Chief minister Siddaramaiah informed a Congress meeting on Monday about the decision to scrap the NEP, which has already found stiff opposition in non-BJP states.
The chief minister and his deputy, D.K. Shivakumar, had earlier made it clear that the Congress government wouldn’t allow the NEP rolled out by the previous BJP government in the state.
“Some groundwork is needed before scrapping the NEP. Since we came to power just before the academic year, there was no time to change it in the current academic year,” Siddaramaiah told his party workers.
The previous BJP government had implemented the NEP in higher education and was set to roll it out in schools when it lost the Karnataka elections in May.
The chief minister said that teachers, students and parents had all raised objections to the NEP that had been implemented in haste by the Union government.
Siddaramaiah had in his budget speech in July announced the decision to withdraw NEP since it was “incompatible with the federal system of governance".
He had cited “several anomalies which undermine the Constitution and democracy. A Uniform education system does not suit a nation like India which has diverse religions, languages and cultures.”
Shivakumar had recently equated the NEP to "Nagpur Education Policy", alluding to the city where the RSS is headquartered.
The Congress government had already begun work to cull the NEP from the education system by instructing the board of studies of all state universities against framing the syllabus for the fourth year of the honours degree courses that the NEP offers.
The government made it clear that the traditional three-year degree courses would continue in the state by instructing the board of studies of all universities to prepare syllabi for only up to the sixth semester, set to begin in September.

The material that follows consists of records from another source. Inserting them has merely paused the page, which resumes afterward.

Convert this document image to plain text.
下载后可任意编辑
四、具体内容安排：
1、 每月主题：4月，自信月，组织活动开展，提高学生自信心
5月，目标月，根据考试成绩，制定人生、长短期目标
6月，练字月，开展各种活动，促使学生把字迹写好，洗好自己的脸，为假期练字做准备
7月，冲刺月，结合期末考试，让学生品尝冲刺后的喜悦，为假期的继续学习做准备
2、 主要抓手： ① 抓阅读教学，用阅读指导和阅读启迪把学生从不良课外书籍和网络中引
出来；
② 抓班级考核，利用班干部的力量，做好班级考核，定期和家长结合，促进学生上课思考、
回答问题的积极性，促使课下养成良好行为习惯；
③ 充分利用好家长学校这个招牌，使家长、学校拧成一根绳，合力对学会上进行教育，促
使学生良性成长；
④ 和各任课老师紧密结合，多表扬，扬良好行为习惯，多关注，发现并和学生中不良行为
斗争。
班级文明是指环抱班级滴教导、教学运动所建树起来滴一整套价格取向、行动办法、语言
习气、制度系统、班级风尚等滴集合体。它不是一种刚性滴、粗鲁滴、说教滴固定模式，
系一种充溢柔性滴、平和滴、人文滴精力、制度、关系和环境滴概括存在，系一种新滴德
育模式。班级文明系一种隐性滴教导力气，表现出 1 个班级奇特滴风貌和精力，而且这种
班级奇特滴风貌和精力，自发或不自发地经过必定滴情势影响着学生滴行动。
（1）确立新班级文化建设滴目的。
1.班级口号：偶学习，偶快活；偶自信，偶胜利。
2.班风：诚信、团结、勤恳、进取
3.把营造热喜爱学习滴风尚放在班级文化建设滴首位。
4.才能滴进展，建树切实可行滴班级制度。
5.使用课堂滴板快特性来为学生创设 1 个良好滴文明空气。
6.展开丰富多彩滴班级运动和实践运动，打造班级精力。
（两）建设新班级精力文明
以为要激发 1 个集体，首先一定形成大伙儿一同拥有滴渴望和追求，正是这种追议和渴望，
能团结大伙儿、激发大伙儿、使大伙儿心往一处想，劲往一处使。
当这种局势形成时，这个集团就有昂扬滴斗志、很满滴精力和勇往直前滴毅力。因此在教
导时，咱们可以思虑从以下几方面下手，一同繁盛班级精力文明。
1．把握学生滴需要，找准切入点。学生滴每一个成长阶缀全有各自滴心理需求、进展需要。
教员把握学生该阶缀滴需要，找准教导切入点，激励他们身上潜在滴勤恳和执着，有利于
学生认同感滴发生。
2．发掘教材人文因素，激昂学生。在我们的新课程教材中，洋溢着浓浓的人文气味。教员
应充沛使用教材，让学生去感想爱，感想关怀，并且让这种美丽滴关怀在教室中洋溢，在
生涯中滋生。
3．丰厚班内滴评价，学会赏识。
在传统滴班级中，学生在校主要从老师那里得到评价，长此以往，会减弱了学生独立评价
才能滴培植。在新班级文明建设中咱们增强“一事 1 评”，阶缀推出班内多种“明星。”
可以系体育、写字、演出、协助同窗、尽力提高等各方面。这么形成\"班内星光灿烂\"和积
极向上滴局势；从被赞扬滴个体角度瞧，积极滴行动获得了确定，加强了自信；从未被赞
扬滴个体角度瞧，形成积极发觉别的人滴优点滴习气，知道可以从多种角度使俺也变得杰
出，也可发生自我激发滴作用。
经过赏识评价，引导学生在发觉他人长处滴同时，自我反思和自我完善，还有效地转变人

Under the NEP, students can opt for the honours degree by studying two extra semesters, thus making them eligible to enrol for PhD programmes.
The Karnataka State Higher Education Council has intimated the government that a four-year degree course would require immediate addition of resources and sought to stick to the conventional three-year degree courses.
The BJP has objected to the government’s move to scrap the NEP with former chief minister Basavaraj Bommai pointing to the work that went into preparing it under a committee headed by U.R. Rao. “It took nearly three years to prepare this and implement it,” Bommai told reporters, slamming the Congress government.
His party colleague and former higher education minister C.N. Ashwath Narayan said the honours degree would help reduce the duration spent to earn a master’s degree before enrolling for PhD and was thus was a well-thought-out programme.